Background and objective: Canstatin is a newly discovered endogenous inhibitor of angiogenesis. Previous study has shown that canstatin can efficiently suppress the growth of human cancers, even more potent than endostatin. This study was to investigate the antitumor effects of canstatin gene on human esophageal carcinoma xenografts.
Methods: Tumor xenografts were induced with KYSE150 cells in BALB/c nude mice, and randomized into three groups: PBS, adenovirus green fluorescent protein (Ad-GFP), and Ad-GFP-canstatin groups. During treatment, tumor size was measured. The mice were killed 30 days later to observe tumor morphology. The expression of vascular endothelial growth factor (VEGF), fetal liver kinase-1 (Flk-1), caspase-3 and microvessel density (MVD) were detected by immunohistochemistry.

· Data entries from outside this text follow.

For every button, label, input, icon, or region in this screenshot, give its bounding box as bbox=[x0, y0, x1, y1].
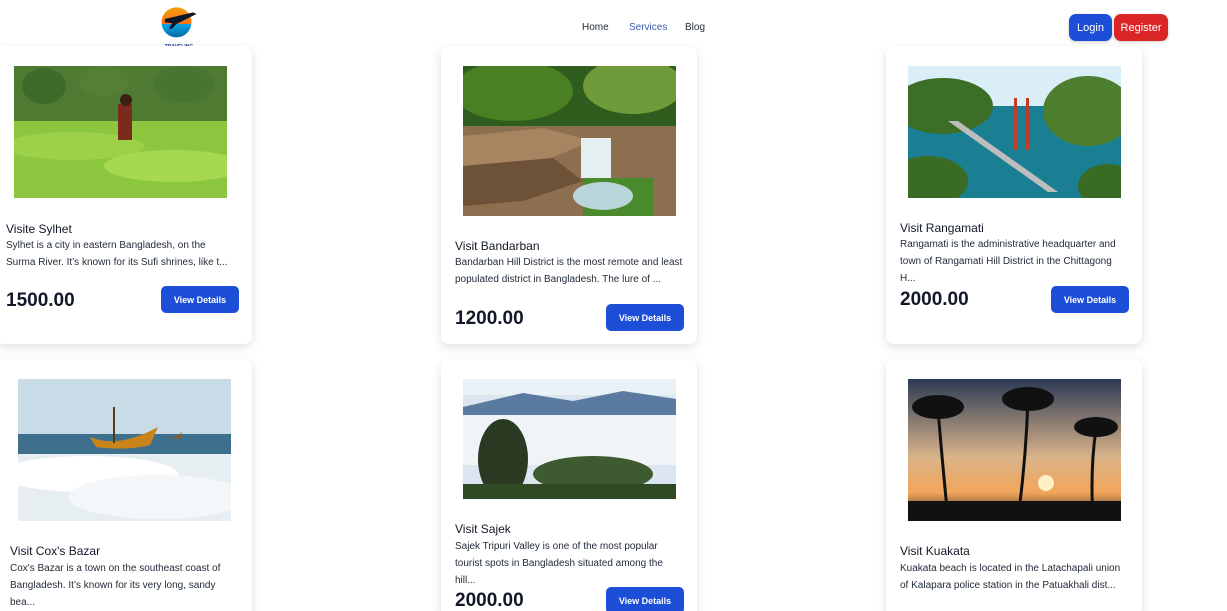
tour-card-sylhet: Visite Sylhet Sylhet is a city in easter… bbox=[0, 46, 252, 344]
card-description: Cox's Bazar is a town on the southeast c… bbox=[10, 563, 221, 608]
card-description: Sylhet is a city in eastern Bangladesh, … bbox=[6, 240, 228, 268]
card-price: 1500.00 bbox=[6, 290, 75, 311]
register-button[interactable]: Register bbox=[1114, 14, 1168, 41]
card-title: Visit Cox's Bazar bbox=[10, 544, 101, 558]
card-title: Visit Rangamati bbox=[900, 221, 984, 235]
card-price: 2000.00 bbox=[455, 590, 524, 611]
plane-logo-icon bbox=[161, 7, 197, 38]
card-description: Bandarban Hill District is the most remo… bbox=[455, 257, 683, 285]
card-title: Visit Bandarban bbox=[455, 239, 540, 253]
card-title: Visit Sajek bbox=[455, 522, 511, 536]
bandarban-photo bbox=[463, 66, 676, 216]
view-details-button[interactable]: View Details bbox=[606, 587, 684, 611]
card-title: Visite Sylhet bbox=[6, 222, 72, 236]
card-description: Rangamati is the administrative headquar… bbox=[900, 239, 1116, 284]
kuakata-photo bbox=[908, 379, 1121, 521]
card-description: Kuakata beach is located in the Latachap… bbox=[900, 563, 1121, 591]
card-price: 2000.00 bbox=[900, 289, 969, 310]
site-logo[interactable]: TRAVELING bbox=[156, 4, 202, 52]
rangamati-photo bbox=[908, 66, 1121, 198]
card-title: Visit Kuakata bbox=[900, 544, 970, 558]
view-details-button[interactable]: View Details bbox=[1051, 286, 1129, 313]
view-details-button[interactable]: View Details bbox=[161, 286, 239, 313]
tour-card-kuakata: Visit Kuakata Kuakata beach is located i… bbox=[886, 359, 1142, 611]
sylhet-photo bbox=[14, 66, 227, 198]
login-button[interactable]: Login bbox=[1069, 14, 1112, 41]
nav-services-link[interactable]: Services bbox=[629, 22, 685, 33]
view-details-button[interactable]: View Details bbox=[606, 304, 684, 331]
card-price: 1200.00 bbox=[455, 308, 524, 329]
tour-card-bandarban: Visit Bandarban Bandarban Hill District … bbox=[441, 46, 697, 344]
nav-links: Home Services Blog bbox=[582, 22, 725, 33]
sajek-photo bbox=[463, 379, 676, 499]
nav-blog-link[interactable]: Blog bbox=[685, 22, 725, 33]
tour-card-rangamati: Visit Rangamati Rangamati is the adminis… bbox=[886, 46, 1142, 344]
coxs-bazar-photo bbox=[18, 379, 231, 521]
tour-card-sajek: Visit Sajek Sajek Tripuri Valley is one … bbox=[441, 359, 697, 611]
tour-card-coxs-bazar: Visit Cox's Bazar Cox's Bazar is a town … bbox=[0, 359, 252, 611]
card-description: Sajek Tripuri Valley is one of the most … bbox=[455, 541, 663, 586]
nav-home-link[interactable]: Home bbox=[582, 22, 629, 33]
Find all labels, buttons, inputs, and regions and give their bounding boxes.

Results: Compared with that in Ad-GFP and PBS groups, tumor growth in Ad-GFP-canstatin group was significantly suppressed in the first week after gene transfection. The inhibition rate of tumor growth was up to 61% at the sixth day. Necrotic regions were observed in all groups, especially in Ad-GFP-canstatin group. Compared with those in Ad-GFP and PBS groups, caspase-3 expression in Ad-GFP-canstatin group was higher (P<0.05), while Flk-1 expression and MVD was lower (P<0.05). There was no obvious difference in VEGF expression among the three groups.
Conclusion: Canstatin can inhibit the growth of human esophageal carcinoma by suppressing angiogenesis via down-regulating Flk-1 expression.